Contestar la pregunta que titula esta columna implica, primero, dejar clara la definición de “valor” sobre la que se va a cuantificar el voto. Si la definición la basamos en las cualidades que interpretan ese valor como la reivindicación de una decisión personal basada en la libre comparación de argumentos, el voto vale en la medida en que con el mismo validamos un ejercicio democrático, expresamos el apoyo (o el rechazo) a determinadas maneras de pensar o programas de gobierno, y participamos activamente en lo que como miembros de una sociedad nos corresponde.
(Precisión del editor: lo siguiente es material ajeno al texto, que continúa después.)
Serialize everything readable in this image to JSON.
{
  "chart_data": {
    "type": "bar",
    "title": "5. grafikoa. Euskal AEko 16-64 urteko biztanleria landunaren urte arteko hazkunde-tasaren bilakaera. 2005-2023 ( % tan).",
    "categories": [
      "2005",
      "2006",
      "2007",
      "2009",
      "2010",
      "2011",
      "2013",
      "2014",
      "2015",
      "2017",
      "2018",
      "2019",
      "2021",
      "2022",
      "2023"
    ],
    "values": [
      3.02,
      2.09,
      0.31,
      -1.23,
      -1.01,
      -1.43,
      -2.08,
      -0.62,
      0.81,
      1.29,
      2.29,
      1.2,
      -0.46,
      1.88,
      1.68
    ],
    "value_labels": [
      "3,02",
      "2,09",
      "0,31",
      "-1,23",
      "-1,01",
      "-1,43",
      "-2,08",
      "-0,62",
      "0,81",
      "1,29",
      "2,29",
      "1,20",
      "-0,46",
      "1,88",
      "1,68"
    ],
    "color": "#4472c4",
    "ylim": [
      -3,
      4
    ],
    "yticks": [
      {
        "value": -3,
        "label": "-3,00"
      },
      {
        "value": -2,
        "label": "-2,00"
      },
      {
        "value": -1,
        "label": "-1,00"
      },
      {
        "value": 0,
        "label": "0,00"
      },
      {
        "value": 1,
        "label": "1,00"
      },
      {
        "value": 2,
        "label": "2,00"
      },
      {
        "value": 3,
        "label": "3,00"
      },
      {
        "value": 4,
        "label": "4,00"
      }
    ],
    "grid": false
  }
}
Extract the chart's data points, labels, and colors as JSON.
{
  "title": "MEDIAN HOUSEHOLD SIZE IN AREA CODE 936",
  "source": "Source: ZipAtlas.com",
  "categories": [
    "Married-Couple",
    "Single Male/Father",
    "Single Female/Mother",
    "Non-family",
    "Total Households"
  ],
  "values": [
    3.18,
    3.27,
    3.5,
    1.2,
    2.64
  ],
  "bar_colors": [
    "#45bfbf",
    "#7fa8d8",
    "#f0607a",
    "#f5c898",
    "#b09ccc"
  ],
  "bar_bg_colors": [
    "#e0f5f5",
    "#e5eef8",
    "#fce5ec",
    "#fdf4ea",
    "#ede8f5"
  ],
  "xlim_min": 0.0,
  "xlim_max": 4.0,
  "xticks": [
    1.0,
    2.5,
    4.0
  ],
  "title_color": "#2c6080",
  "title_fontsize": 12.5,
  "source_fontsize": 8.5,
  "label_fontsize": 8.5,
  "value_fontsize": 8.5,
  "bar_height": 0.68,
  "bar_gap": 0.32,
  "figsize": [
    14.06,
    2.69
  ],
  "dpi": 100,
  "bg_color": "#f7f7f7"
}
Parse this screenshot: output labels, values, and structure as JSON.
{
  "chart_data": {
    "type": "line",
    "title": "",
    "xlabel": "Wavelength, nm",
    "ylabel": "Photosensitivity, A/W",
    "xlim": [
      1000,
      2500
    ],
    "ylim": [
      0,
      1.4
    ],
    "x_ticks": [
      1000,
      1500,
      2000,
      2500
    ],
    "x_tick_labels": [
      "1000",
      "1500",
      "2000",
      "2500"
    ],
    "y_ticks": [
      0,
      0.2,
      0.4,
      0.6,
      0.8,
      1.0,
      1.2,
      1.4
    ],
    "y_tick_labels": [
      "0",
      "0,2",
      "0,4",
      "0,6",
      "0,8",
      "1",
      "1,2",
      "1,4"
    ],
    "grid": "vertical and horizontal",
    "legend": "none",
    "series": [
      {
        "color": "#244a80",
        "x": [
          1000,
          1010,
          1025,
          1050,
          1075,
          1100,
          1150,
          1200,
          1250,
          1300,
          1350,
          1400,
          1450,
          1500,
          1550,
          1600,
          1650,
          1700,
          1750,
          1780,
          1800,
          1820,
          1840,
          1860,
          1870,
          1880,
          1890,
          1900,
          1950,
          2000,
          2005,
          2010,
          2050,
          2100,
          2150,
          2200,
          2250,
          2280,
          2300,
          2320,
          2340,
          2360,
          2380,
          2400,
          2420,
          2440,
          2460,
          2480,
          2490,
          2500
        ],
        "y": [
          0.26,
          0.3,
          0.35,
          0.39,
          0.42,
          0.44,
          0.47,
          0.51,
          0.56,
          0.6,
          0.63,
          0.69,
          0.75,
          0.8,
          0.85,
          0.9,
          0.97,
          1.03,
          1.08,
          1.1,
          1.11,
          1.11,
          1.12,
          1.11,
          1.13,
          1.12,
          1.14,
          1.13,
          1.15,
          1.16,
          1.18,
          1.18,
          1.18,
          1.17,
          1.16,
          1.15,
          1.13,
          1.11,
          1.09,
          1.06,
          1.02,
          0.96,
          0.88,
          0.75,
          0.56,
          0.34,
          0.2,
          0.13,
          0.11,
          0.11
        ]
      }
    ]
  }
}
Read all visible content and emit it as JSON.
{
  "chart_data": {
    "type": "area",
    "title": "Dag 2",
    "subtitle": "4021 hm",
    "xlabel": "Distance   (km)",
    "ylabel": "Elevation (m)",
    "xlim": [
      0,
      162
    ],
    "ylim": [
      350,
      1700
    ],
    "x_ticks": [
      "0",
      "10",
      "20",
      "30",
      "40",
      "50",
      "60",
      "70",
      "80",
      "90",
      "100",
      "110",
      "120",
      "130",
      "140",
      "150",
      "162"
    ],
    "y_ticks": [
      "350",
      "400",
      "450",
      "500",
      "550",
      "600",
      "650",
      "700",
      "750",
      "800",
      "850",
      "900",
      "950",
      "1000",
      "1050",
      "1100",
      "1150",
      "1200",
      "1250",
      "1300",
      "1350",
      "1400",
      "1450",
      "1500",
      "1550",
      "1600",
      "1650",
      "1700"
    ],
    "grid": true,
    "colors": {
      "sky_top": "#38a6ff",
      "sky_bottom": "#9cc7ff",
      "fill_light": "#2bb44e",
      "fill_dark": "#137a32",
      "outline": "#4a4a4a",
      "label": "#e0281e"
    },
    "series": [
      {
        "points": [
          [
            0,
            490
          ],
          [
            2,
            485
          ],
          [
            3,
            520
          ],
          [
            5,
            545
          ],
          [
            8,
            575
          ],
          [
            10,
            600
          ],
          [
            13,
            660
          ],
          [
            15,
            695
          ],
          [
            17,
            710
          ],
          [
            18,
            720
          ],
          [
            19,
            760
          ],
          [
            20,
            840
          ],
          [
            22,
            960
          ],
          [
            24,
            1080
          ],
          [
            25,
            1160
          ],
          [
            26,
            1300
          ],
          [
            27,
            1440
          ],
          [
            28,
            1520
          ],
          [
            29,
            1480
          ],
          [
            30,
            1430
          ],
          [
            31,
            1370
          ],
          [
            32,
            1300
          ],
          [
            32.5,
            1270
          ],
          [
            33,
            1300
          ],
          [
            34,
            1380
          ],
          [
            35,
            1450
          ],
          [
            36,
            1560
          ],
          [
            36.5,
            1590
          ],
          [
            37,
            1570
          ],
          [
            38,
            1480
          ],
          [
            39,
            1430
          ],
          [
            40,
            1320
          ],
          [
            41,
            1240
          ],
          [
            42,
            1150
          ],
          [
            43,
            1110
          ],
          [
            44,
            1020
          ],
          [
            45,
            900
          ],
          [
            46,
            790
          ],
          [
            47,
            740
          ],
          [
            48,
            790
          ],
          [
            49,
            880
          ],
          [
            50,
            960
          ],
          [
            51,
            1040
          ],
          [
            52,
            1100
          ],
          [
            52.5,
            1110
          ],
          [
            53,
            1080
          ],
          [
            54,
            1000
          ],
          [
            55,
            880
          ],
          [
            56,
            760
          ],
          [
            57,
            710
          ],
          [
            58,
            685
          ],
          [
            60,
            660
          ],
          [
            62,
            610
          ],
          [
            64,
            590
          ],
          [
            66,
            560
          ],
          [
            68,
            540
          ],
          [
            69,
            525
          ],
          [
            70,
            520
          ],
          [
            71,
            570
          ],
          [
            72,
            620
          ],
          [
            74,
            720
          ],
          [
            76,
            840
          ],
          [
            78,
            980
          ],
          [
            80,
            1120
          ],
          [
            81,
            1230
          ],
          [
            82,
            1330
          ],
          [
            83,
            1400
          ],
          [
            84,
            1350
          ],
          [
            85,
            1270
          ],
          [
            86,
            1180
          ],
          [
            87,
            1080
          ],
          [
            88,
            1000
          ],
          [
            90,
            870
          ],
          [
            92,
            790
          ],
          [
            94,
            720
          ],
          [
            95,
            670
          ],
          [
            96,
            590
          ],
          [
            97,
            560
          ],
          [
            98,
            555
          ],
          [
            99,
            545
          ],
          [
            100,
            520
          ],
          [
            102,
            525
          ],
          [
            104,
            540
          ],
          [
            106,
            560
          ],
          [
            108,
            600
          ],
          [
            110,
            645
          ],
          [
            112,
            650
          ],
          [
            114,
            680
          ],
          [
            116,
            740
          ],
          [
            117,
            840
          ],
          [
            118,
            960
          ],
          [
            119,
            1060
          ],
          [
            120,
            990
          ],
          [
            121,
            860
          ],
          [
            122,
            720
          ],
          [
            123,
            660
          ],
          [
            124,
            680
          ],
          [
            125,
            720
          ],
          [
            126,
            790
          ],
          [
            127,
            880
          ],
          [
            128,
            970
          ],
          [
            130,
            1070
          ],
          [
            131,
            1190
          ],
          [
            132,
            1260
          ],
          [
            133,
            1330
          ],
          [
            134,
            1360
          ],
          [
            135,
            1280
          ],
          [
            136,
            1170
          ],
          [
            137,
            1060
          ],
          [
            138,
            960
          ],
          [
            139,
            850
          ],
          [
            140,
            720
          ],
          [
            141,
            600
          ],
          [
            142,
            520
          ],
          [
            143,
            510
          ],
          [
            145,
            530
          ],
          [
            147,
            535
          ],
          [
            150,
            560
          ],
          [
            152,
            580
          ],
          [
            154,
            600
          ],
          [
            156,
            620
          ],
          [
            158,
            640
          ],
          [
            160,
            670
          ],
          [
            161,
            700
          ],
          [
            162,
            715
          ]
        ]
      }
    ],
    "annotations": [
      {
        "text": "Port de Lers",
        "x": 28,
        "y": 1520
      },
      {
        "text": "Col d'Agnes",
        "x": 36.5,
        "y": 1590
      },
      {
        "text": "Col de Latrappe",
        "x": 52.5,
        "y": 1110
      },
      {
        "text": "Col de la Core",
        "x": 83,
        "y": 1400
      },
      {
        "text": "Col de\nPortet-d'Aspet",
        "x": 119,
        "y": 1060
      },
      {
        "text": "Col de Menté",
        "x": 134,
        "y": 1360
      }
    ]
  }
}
Más allá de los resultados, el valor del voto está en votar, en ejercer el derecho, en manifestarse dentro de las normas y principios de una democracia libre. Esos mismos principios llaman a respetar los resultados de dicha votación si los mismos responden a la real decisión de la mayoría, auditada por controles rigurosos y defendida por una institucionalidad fuerte y creíble.
Por otro lado, el valor del voto puede asociarse a la cuantificación en dinero de la decisión de por quién votar y el acto de hacerlo. Como en cualquier transacción comercial, al voto se le tasa, se negocia y se paga dependiendo del tipo y alcance del, por llamarlo de alguna manera, “mercado”. Fluctuaciones en el valor habrá por el tipo de elección, y/o el número mínimo de votos necesarios. Como en tantos otros ejercicios comerciales, aquí hay una cadena de mayoristas, intermediarios, representantes, compradores al menudeo y demás especímenes que encarecen la citada transacción. Pocos ponen mucho, algunos ganan algo, y al final los que inicialmente mucho pusieron se quedarán con todo; y con ese todo podrán entonces volver a poner mucho. Y así. En esta definición, los que optaron por la del párrafo anterior no ganan nada.
A esta segunda definición se le podría agregar la “pata” del voto apuntado en planillas repartidas por encima o por debajo de la mesa en distintas entidades públicas y privadas. El puestico, la beca, el contratico, el amigo al que le pidieron en el trabajo que llenara la hojita… Todo eso infiere directamente en el valor de un voto que, verdad de Perogrullo, entendido así le resta valor a la democracia.
Y allá vamos: Como la historia se ha ocupado de mostrar, el voto pagado en dinero o favores se enquistó en la realidad política de la región y el país desde hace mucho tiempo, por más que la hipocresía electorela quiera darse golpes de pecho señalando a cualquier lado menos al espejo. Ese voto cuantificado en billetes morados o firmas planilladas le “cuesta” a la democracia credibilidad, sustento, presencia y validez. Votar así puede que traiga consigo un alivio temporal a un individuo, pero le ocasiona a la sociedad una perpetua dependencia. Vivir engañados bajo la ilusión de una democracia que se vendió. Ese voto mal valorado, mal usado y mal vendido, nos cuesta montones a todos. Montones que no se recuperan, tanto en recursos como en dignidad.